I will say that in the west it is probably better to have your personal life invaded (which for a casual user is the reality you must face. It will happen) by China than the US (broadly your choices due to prism), as they are less likely to have an impact on your day-to-day functioning.
> Seafile is also a binary distributed by Chinese team
Web search for Seafile turned up a GitHub repository, so seems like it's open source? That doesn't rule out the possibility of a carefully-hidden back door that no one has found yet, of course. But I think it should increase confidence over a closed-source binary distribution.
Regardless, this level of xenophobia is getting a little tiresome. If you have evidence that this project is run by or sponsored by the Chinese government, then sure, I'd find that a showstopper as well. But a group of people, who just happen to be Chinese, building something shouldn't immediately be grounds for dismissal. China is a very big place, with a truly staggering number of people, and the Chinese government -- contrary to popular belief -- doesn't have its hands in everything its citizens do.
This! He says OneDrive is buggy, but that’s nothing compared to Nextcloud. He’s in for a big disappointment.
Seafile is a much better choice if you’re only looking for FileSync (without the whole App Store thing).
Another new and already better and faster contender: ownCloud OCIS, which is a complete Go rewrite of ownCloud and is already very fast and efficient and works like a charm for file sharing.
One thing that made me shy away from Seafile was the limitations of its Android client. IIRC it could only upload photos, not sync folders. So couldn't use it for notes, voice recordings, downloads, books...
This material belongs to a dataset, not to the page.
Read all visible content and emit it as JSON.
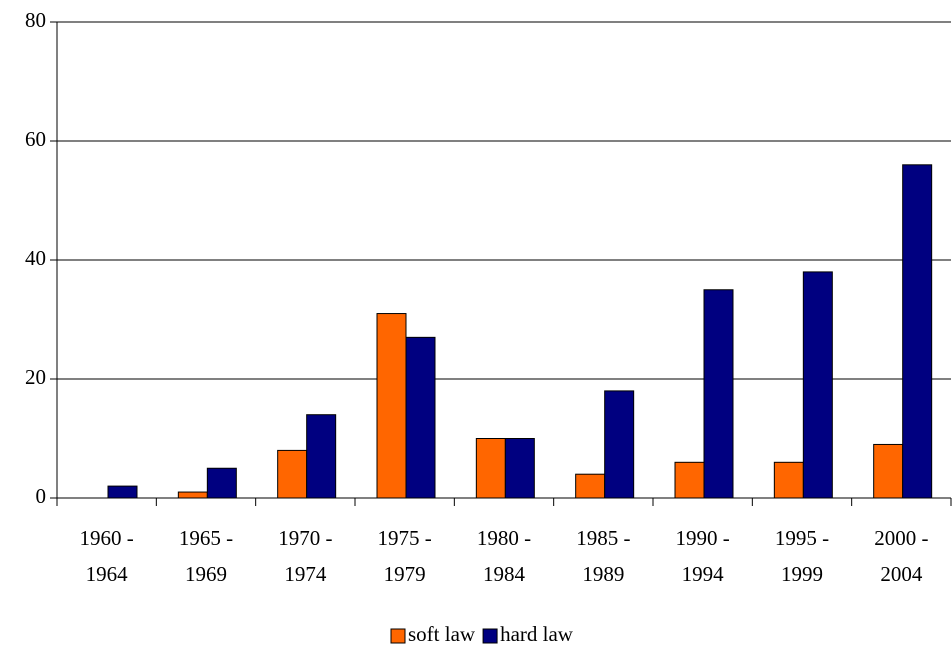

I considered Syncthing as well, but I wanted both the arbitrary file sync and the web-based features. Figured I'd rather deal with Nextcloud's poor performance than cobble together a crappy Nextcloud clone via three separate apps.
I'm definitely keeping an eye out for OCIS though.
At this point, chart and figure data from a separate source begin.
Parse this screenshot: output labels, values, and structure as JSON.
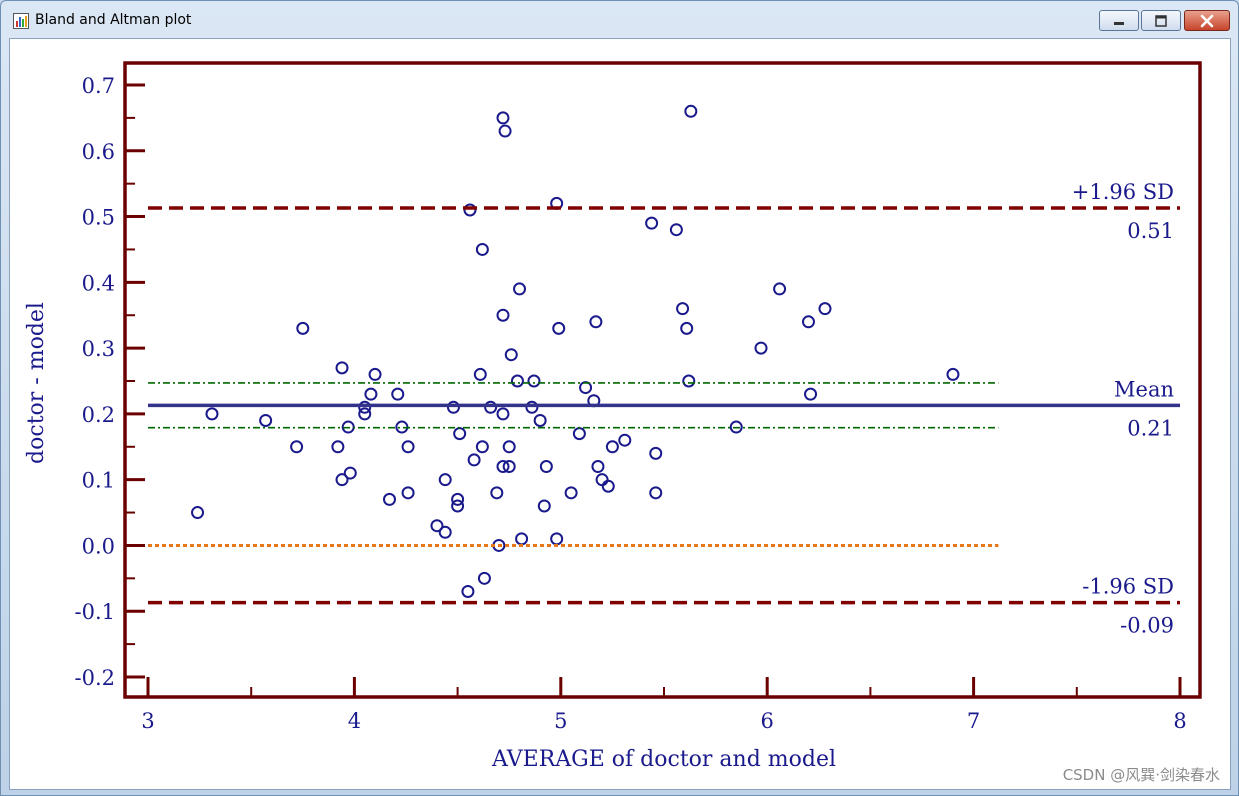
{
  "window": {
    "title": "Bland and Altman plot",
    "icon": "bar-chart-icon",
    "minimize_icon": "minimize-icon",
    "maximize_icon": "maximize-icon",
    "close_icon": "close-icon"
  },
  "watermark": "CSDN @风巽·剑染春水",
  "chart_data": {
    "type": "scatter",
    "title": "",
    "xlabel": "AVERAGE of doctor and model",
    "ylabel": "doctor - model",
    "xlim": [
      3,
      8
    ],
    "ylim": [
      -0.2,
      0.7
    ],
    "x_ticks": [
      "3",
      "4",
      "5",
      "6",
      "7",
      "8"
    ],
    "y_ticks": [
      "-0.2",
      "-0.1",
      "0.0",
      "0.1",
      "0.2",
      "0.3",
      "0.4",
      "0.5",
      "0.6",
      "0.7"
    ],
    "grid": false,
    "colors": {
      "frame": "#6b0000",
      "points": "#1a1a8c",
      "mean_line": "#33338c",
      "loa_line": "#800000",
      "ci_line": "#006600",
      "zero_line": "#e67819",
      "text": "#1a1a8c"
    },
    "lines": {
      "upper_loa": {
        "value": 0.513,
        "label": "+1.96 SD",
        "value_label": "0.51"
      },
      "mean": {
        "value": 0.213,
        "label": "Mean",
        "value_label": "0.21"
      },
      "lower_loa": {
        "value": -0.087,
        "label": "-1.96 SD",
        "value_label": "-0.09"
      },
      "mean_ci_upper": {
        "value": 0.247,
        "x_range": [
          3,
          7.12
        ]
      },
      "mean_ci_lower": {
        "value": 0.179,
        "x_range": [
          3,
          7.12
        ]
      },
      "zero": {
        "value": 0.0,
        "x_range": [
          3,
          7.12
        ]
      }
    },
    "points": [
      [
        3.24,
        0.05
      ],
      [
        3.31,
        0.2
      ],
      [
        3.57,
        0.19
      ],
      [
        3.72,
        0.15
      ],
      [
        3.75,
        0.33
      ],
      [
        3.92,
        0.15
      ],
      [
        3.94,
        0.27
      ],
      [
        3.94,
        0.1
      ],
      [
        3.97,
        0.18
      ],
      [
        3.98,
        0.11
      ],
      [
        4.05,
        0.21
      ],
      [
        4.05,
        0.2
      ],
      [
        4.08,
        0.23
      ],
      [
        4.1,
        0.26
      ],
      [
        4.17,
        0.07
      ],
      [
        4.21,
        0.23
      ],
      [
        4.23,
        0.18
      ],
      [
        4.26,
        0.15
      ],
      [
        4.26,
        0.08
      ],
      [
        4.4,
        0.03
      ],
      [
        4.44,
        0.1
      ],
      [
        4.44,
        0.02
      ],
      [
        4.48,
        0.21
      ],
      [
        4.5,
        0.07
      ],
      [
        4.5,
        0.06
      ],
      [
        4.51,
        0.17
      ],
      [
        4.55,
        -0.07
      ],
      [
        4.56,
        0.51
      ],
      [
        4.58,
        0.13
      ],
      [
        4.61,
        0.26
      ],
      [
        4.62,
        0.15
      ],
      [
        4.62,
        0.45
      ],
      [
        4.63,
        -0.05
      ],
      [
        4.66,
        0.21
      ],
      [
        4.69,
        0.08
      ],
      [
        4.7,
        0.0
      ],
      [
        4.72,
        0.65
      ],
      [
        4.72,
        0.2
      ],
      [
        4.72,
        0.35
      ],
      [
        4.72,
        0.12
      ],
      [
        4.73,
        0.63
      ],
      [
        4.75,
        0.12
      ],
      [
        4.75,
        0.15
      ],
      [
        4.76,
        0.29
      ],
      [
        4.79,
        0.25
      ],
      [
        4.8,
        0.39
      ],
      [
        4.81,
        0.01
      ],
      [
        4.86,
        0.21
      ],
      [
        4.87,
        0.25
      ],
      [
        4.9,
        0.19
      ],
      [
        4.92,
        0.06
      ],
      [
        4.93,
        0.12
      ],
      [
        4.98,
        0.52
      ],
      [
        4.98,
        0.01
      ],
      [
        4.99,
        0.33
      ],
      [
        5.05,
        0.08
      ],
      [
        5.09,
        0.17
      ],
      [
        5.12,
        0.24
      ],
      [
        5.16,
        0.22
      ],
      [
        5.17,
        0.34
      ],
      [
        5.18,
        0.12
      ],
      [
        5.2,
        0.1
      ],
      [
        5.23,
        0.09
      ],
      [
        5.25,
        0.15
      ],
      [
        5.31,
        0.16
      ],
      [
        5.44,
        0.49
      ],
      [
        5.46,
        0.14
      ],
      [
        5.46,
        0.08
      ],
      [
        5.56,
        0.48
      ],
      [
        5.59,
        0.36
      ],
      [
        5.61,
        0.33
      ],
      [
        5.62,
        0.25
      ],
      [
        5.63,
        0.66
      ],
      [
        5.85,
        0.18
      ],
      [
        5.97,
        0.3
      ],
      [
        6.06,
        0.39
      ],
      [
        6.2,
        0.34
      ],
      [
        6.21,
        0.23
      ],
      [
        6.28,
        0.36
      ],
      [
        6.9,
        0.26
      ]
    ]
  }
}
Pretty much exactly the same position. I use NC for file-syncing, WebDAV, and the webinterface for those files only, but it’s not exactly great. But for similar reasons as you, it’s still the solution I’m stuck with for now.
As a sysadmin managing Nextcloud on an on premise VPS, we have none of the problems you mentioned. We have 20+ accounts, tons of shared files, and whatnot.
Just upgraded to Nextcloud 25 (literally 20 minutes ago), and no problems whatsoever.
I deployed it on a virtualized server which is not extremely powerful, and everybody seems to enjoy the productivity boost it brought into the team.
I upgraded to Nexcloud25 and all Gui Customization's are gone...once again. I don't really like the php-nextcloud, using it for well over 4 years there is always something not right. I really hope the go-version is better.
As with javascript a lot of PHP's problems are not inherent to the language but rather to the culture around it. It must be avoided for that reason, but it is hard to state that in full every time. So folks use the shorthand you see.
Surprising that your and the OP's experiences are so different. Based on the description, I think it's safe to assume the OP also has thousands of files, some of them very large.
I wonder if the issue is with Nextcloud itself, or with the particular hosting provider.